В роли стража просвещенной веры Дику при­шлось еще труднее, чем сэру Вальтеру Скотту, который просто провел грань между двумя типа­ми романного повествования: «то, что возможно само по себе, и в него можно поверить всегда; и то, что хотя и кажется невозможным в более зрелые годы, но еще созвучно вере былых времен»53. Где и когда начинается просвещение, если евреи вез­де все еще благочестивы до фанатизма, особенно после подъема хасидизма, а еврейские женщины все еще покупают на рынке старые бобе-майсес? И где конец «вере былых времен», если авторитет Библии продолжает жить в Талмуде, мидрашах, Зогаре и средневековых комментариях?
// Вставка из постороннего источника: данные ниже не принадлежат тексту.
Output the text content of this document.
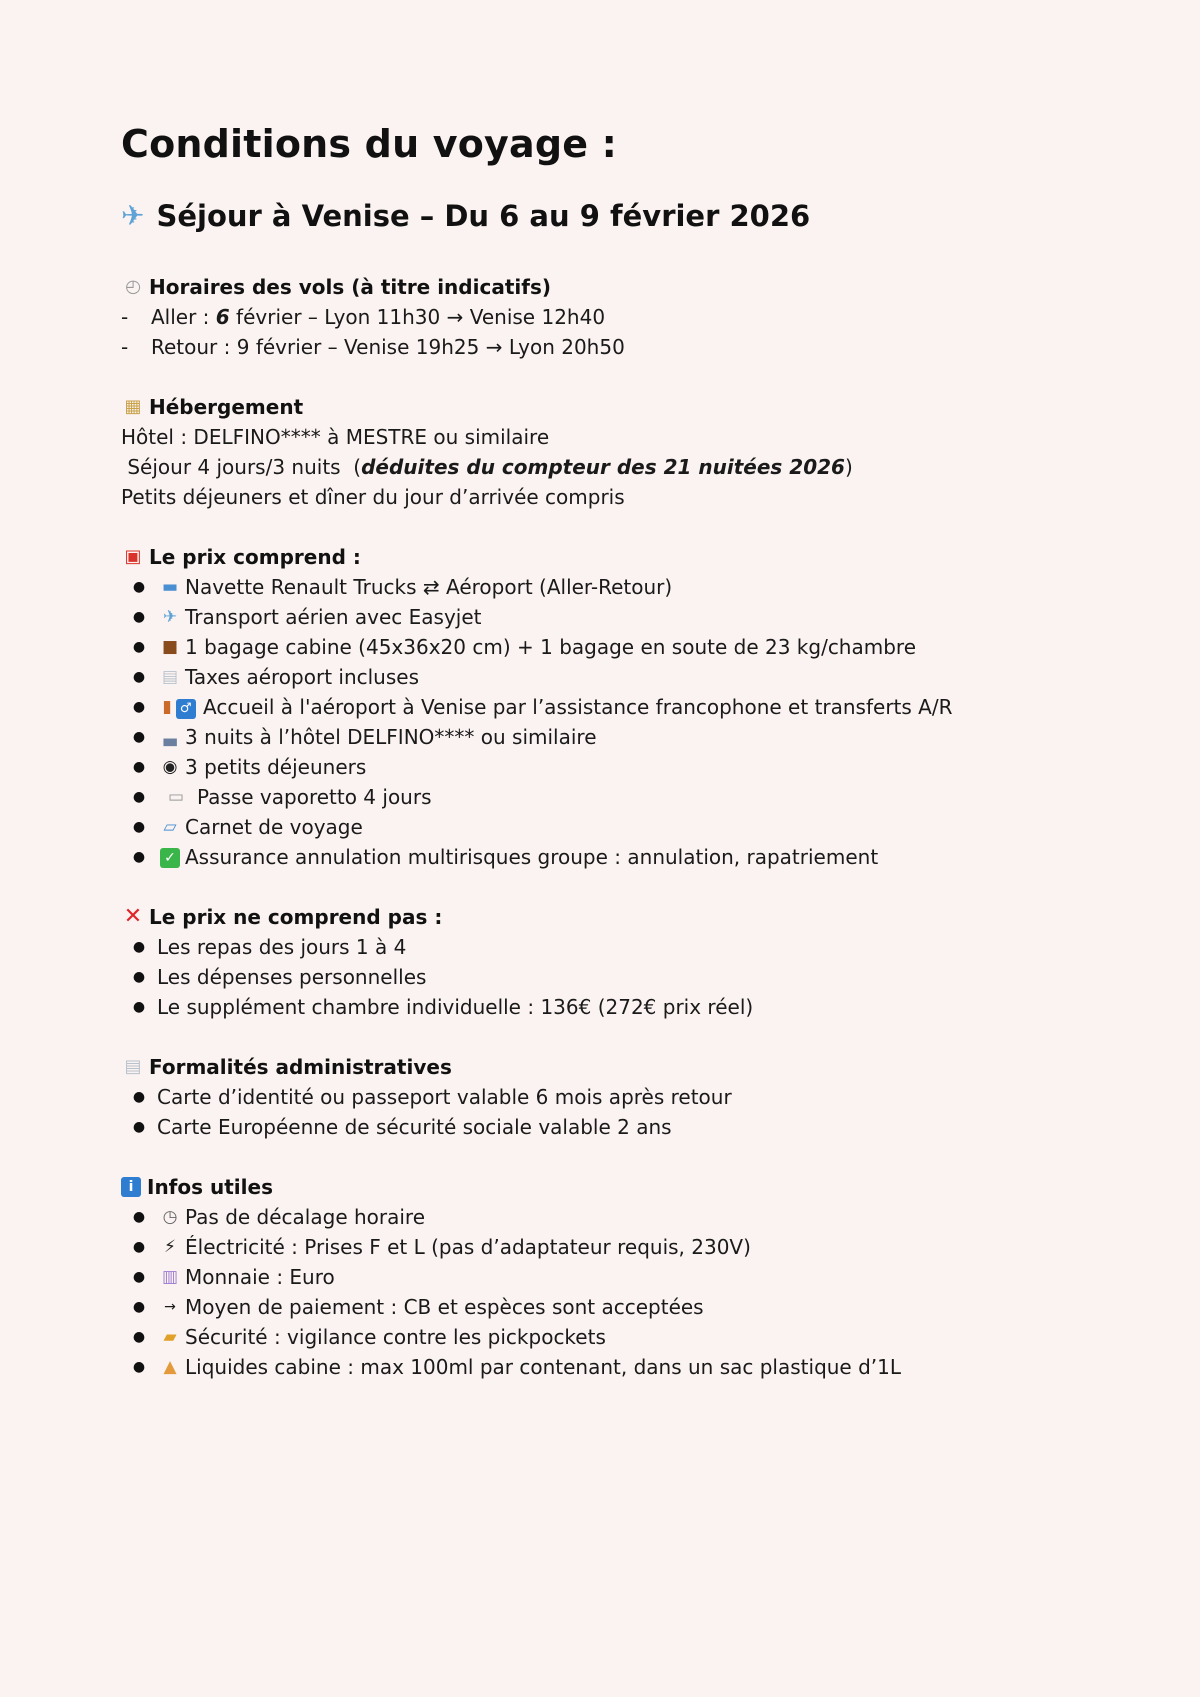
Conditions du voyage :
✈ Séjour à Venise – Du 6 au 9 février 2026
◴ Horaires des vols (à titre indicatifs)
-	Aller : 6 février – Lyon 11h30 → Venise 12h40
-	Retour : 9 février – Venise 19h25 → Lyon 20h50
▦ Hébergement
Hôtel : DELFINO**** à MESTRE ou similaire
Séjour 4 jours/3 nuits  (déduites du compteur des 21 nuitées 2026)
Petits déjeuners et dîner du jour d’arrivée compris
▣ Le prix comprend :
● ▬ Navette Renault Trucks ⇄ Aéroport (Aller-Retour)
●	✈ Transport aérien avec Easyjet
● ■ 1 bagage cabine (45x36x20 cm) + 1 bagage en soute de 23 kg/chambre
● ▤ Taxes aéroport incluses
●	▮ ♂ Accueil à l'aéroport à Venise par l’assistance francophone et transferts A/R
●	▃ 3 nuits à l’hôtel DELFINO**** ou similaire
●	◉ 3 petits déjeuners
●	▭ Passe vaporetto 4 jours
●	▱ Carnet de voyage
●	✓ Assurance annulation multirisques groupe : annulation, rapatriement
✕ Le prix ne comprend pas :
● Les repas des jours 1 à 4
● Les dépenses personnelles
● Le supplément chambre individuelle : 136€ (272€ prix réel)
▤ Formalités administratives
● Carte d’identité ou passeport valable 6 mois après retour
● Carte Européenne de sécurité sociale valable 2 ans
i Infos utiles
●	◷ Pas de décalage horaire
●	⚡ Électricité : Prises F et L (pas d’adaptateur requis, 230V)
● ▥ Monnaie : Euro
●	→ Moyen de paiement : CB et espèces sont acceptées
●	▰ Sécurité : vigilance contre les pickpockets
●	▲ Liquides cabine : max 100ml par contenant, dans un sac plastique d’1L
Быть умеренным маскилом приятно, потому что можно использовать веру былых времен в ка­честве источника фольклора и интеллектуаль­ного развлечения. Соответствующим образом отредактированная, прокомментированная и снабженная предисловием, даже книга по прак­тической каббале, вроде «Хиромантии» (1869), лила воду на мельницу маскилов54. Маскил при­лагает все усилия, подобно старому доброму сэру Вальтеру, для сохранения строгого разде­ления между «тогда» и «теперь», между «ними» и «нами». В предисловии Дик заверил тайере лезерин, дорогую читательницу, что книга не имеет никакого практического применения. Напротив, ей следует расценивать эту книгу так же, как рецепты лекарств и снадобий, содержа­щихся в Талмуде, которые великие мудрецы за­претили нам использовать в наши дни и в нашем возрасте, когда человеческая природа, не говоря уже о человеческой вере, принципиально изме­нилась55. Важность предисловия объясняется тем, что многие евреи, как хорошо было извест­но Дику, все еще практиковали искусство гада­ния по руке, а еще больше верили в провидче­скую силу гадателей.